Wednesday, July 11, 2007
A couple of you have said things like "hey, next year I might apply." I want to disabuse y'all of the notion that one must apply here. They have in the past had individual advanced workshops for which one had to submit an application (though I don't think that was the case for any this year), but for the most part, you just register and plunk down your deposit. Even so, the caliber of students here is astonishingly high. This is my third workshop and pretty much everyone in all three workshops has been a serious, committed poet, not a weekend dabbler looking for ego strokes. Judging from the folks I've met and what I've heard at the student reading every year, the same is true for most of the workshops here. We've got people with MFAs in our workshop, even one who's already had a book accepted by a good press. Somehow this place manages to be at once noncompetitive and yet selective.
So if you're the sort of person who likes summer workshops, or might consider liking them, I highly encourage you to consider FAWC for next year. (Heck, there are probably spaces open in some of the workshops remaining this summer.) And if you're the sort of person who teaches in summer workshops, or might consider teaching in them, I don't know how one goes about getting oneself invited to teach here, but if you're interested I would encourage you to inquire.
It isn't perfect here. It's expensive to come here, and the mosquitoes are large and hungry. And fabulous as the FAWC staff is, they have yet to figure out how to give us more than twenty-four hours in a day.
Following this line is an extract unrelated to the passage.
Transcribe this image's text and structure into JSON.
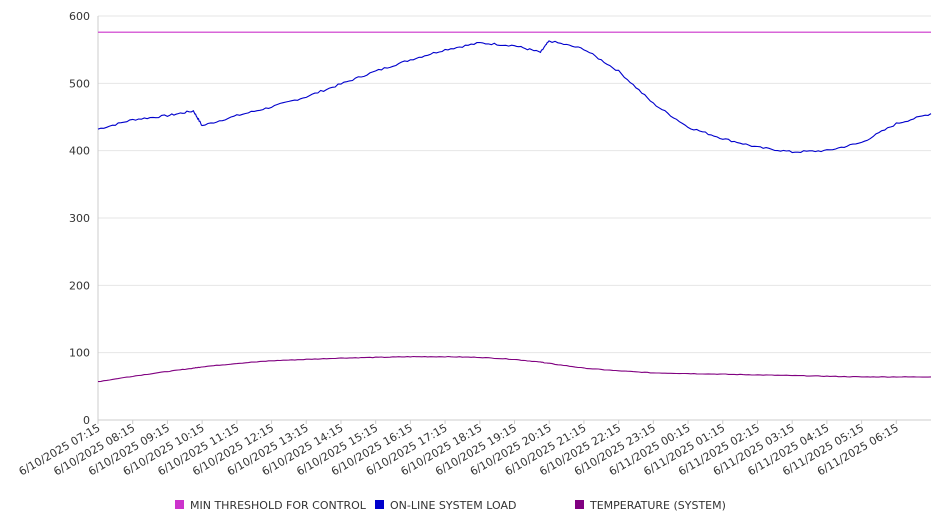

Other than that, it's pretty damn grand.
Also also: from Free Will Astrology for the week of July 12:
The German word selig can mean both "ecstatic" or "blessed." It implies that profound bliss can be a divine gift; that deep pleasure may generate or come from spiritual inspiration. The English language doesn't have a term comparable to selig, maybe because our culture regards ecstasy with suspicion. Religious people tend to believe that the blessed are those who are good and kind, certainly not those who are skilled at cultivating ecstatic states. People who worship rationality, on the other hand, like intellectuals and scientists, often think of ecstasy as at best an irrelevant state, and at worst a non-productive or deluded indulgence. Personally, I'm in alignment with the values embodied by the word selig. It happens to be your specialty this week.